Baden-Baden's curative waters and air of old-world luxury have attracted royals, the rich and celebrities over the years – Barack Obama and Bismarck, Queen Victoria and Victoria Beckham included. This Black Forest town boasts grand colonnaded buildings and whimsically turreted art nouveau villas spread across the hillsides and framed by forested mountains.
The bon vivant spirit of France, just across the border, is tangible in the town’s open-air cafes, chic boutiques and pristine gardens fringing the Oos River. And with its temple-like thermal baths – which put the Baden (bathe) in Baden – and palatial casino, the allure of this grand dame of German spa towns is as timeless as it is enduring.
These are our favorite local haunts, touristy spots, and hidden gems throughout Baden-Baden.
A Joan Miró sculpture guards the front of this architecturally innovative gallery, designed by Richard Meier. The star-studded collection of modern and contemporary art features Picasso, Gerhard Richter and Jackson Pollock originals; these are complemented by temporary exhibitions. There are free short guided tours at noon, 2pm and 4pm on Saturdays.

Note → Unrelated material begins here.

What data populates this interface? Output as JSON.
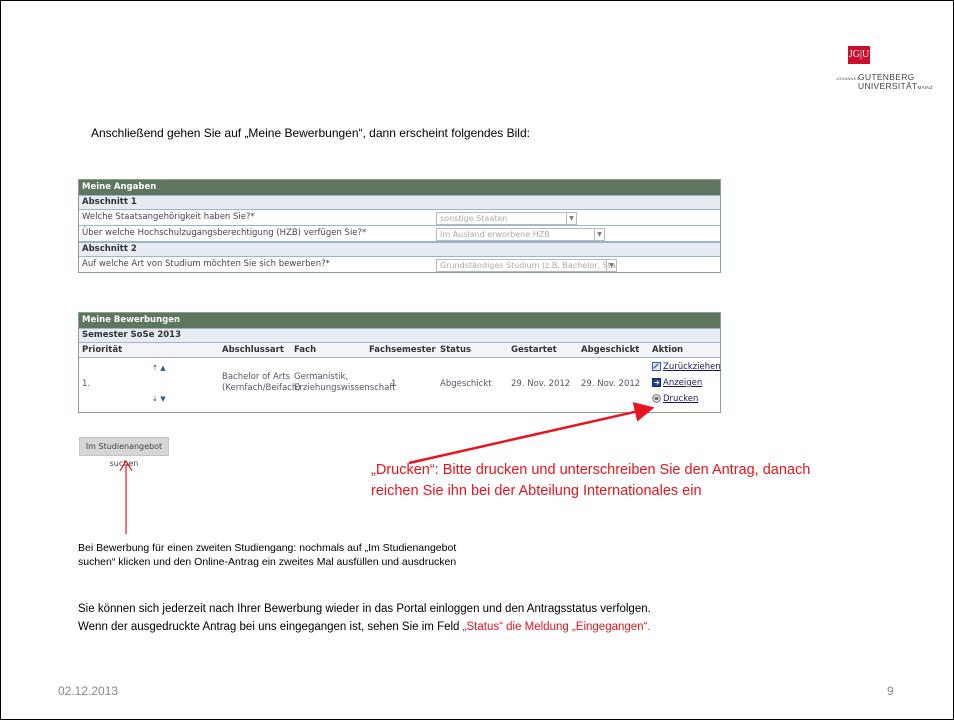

The sublime casino seeks to emulate – indeed, outdo – the gilded, chandelier-lit splendour of Versailles. Marlene Dietrich called it ‘the most beautiful casino in the world’. Gents must wear a jacket and tie. If you’re not much of a gambler and want to simply marvel at the opulence, hook onto a 40-minute guided tour.
This 2.3km ribbon of greenery, threading from Goetheplatz to Kloster Lichtenthal, is quite a picture: studded with fountains and sculptures and carpeted with flowers (crocuses and daffodils in spring, magnolias, roses and azaleas in summer). Shadowing the sprightly Oosbach River, its promenade and bridges are made for aimless ambling. The avenue concludes at the Kloster Lichtenthal.
Rheumatism, arthritis, respiratory complaints, skin problems – all this and a host of other ailments can, apparently, be cured by Baden-Baden’s mineral-rich spring water. If you’d rather drink the stuff than bathe in it, head to the Fettquelle fountain at the base of a flight of steps near Römerplatz, where you can fill your bottle for free. It might taste like lukewarm bathwater but if it makes you feel 10 years younger, who cares?
Standing proud above a manicured park, this neoclassical pump room was built in 1839 as an attractive addition to the Kurhaus. The 90m-long portico is embellished with 19th-century frescos of local legends. Baden-Baden’s elixir of youth, some say, is the free curative mineral water that gushes from a faucet linked to the Friedrichsbad spring.
Sidling up to the Museum Frieder Burda is this sky-lit gallery, which showcases rotating exhibitions of contemporary art in neoclassical surrounds. Previous exhibitions include the immigration-focused works of Nigerian artist Emeka Ogboh and the highly experimental creations of Chinese artist Liang Shuo.
The centrepiece of cobbled Marktplatz is this pink church, a hotchpotch of Romanesque, late Gothic and, to a lesser extent, baroque styles. Its foundations incorporate some ruins of the former Roman baths. Come in the early afternoon to see its stained-glass windows cast rainbow patterns across the nave.
The beauty-conscious Romans were the first to discover the healing properties of Baden-Baden’s springs in the city they called Aquae Aureliae. Slip back 2000 years at one of the oldest and best-preserved Roman bathing complexes in the country. Multilingual audioguides are available.
Admittedly it's not everyone's cup of tea, but if you happen to find Fabergé fascinating, you're going to love this museum devoted to its impossibly ornate imperial Easter eggs, jewellery and gem-encrusted animals made for Russian tsars in the late 19th and early 20th centuries.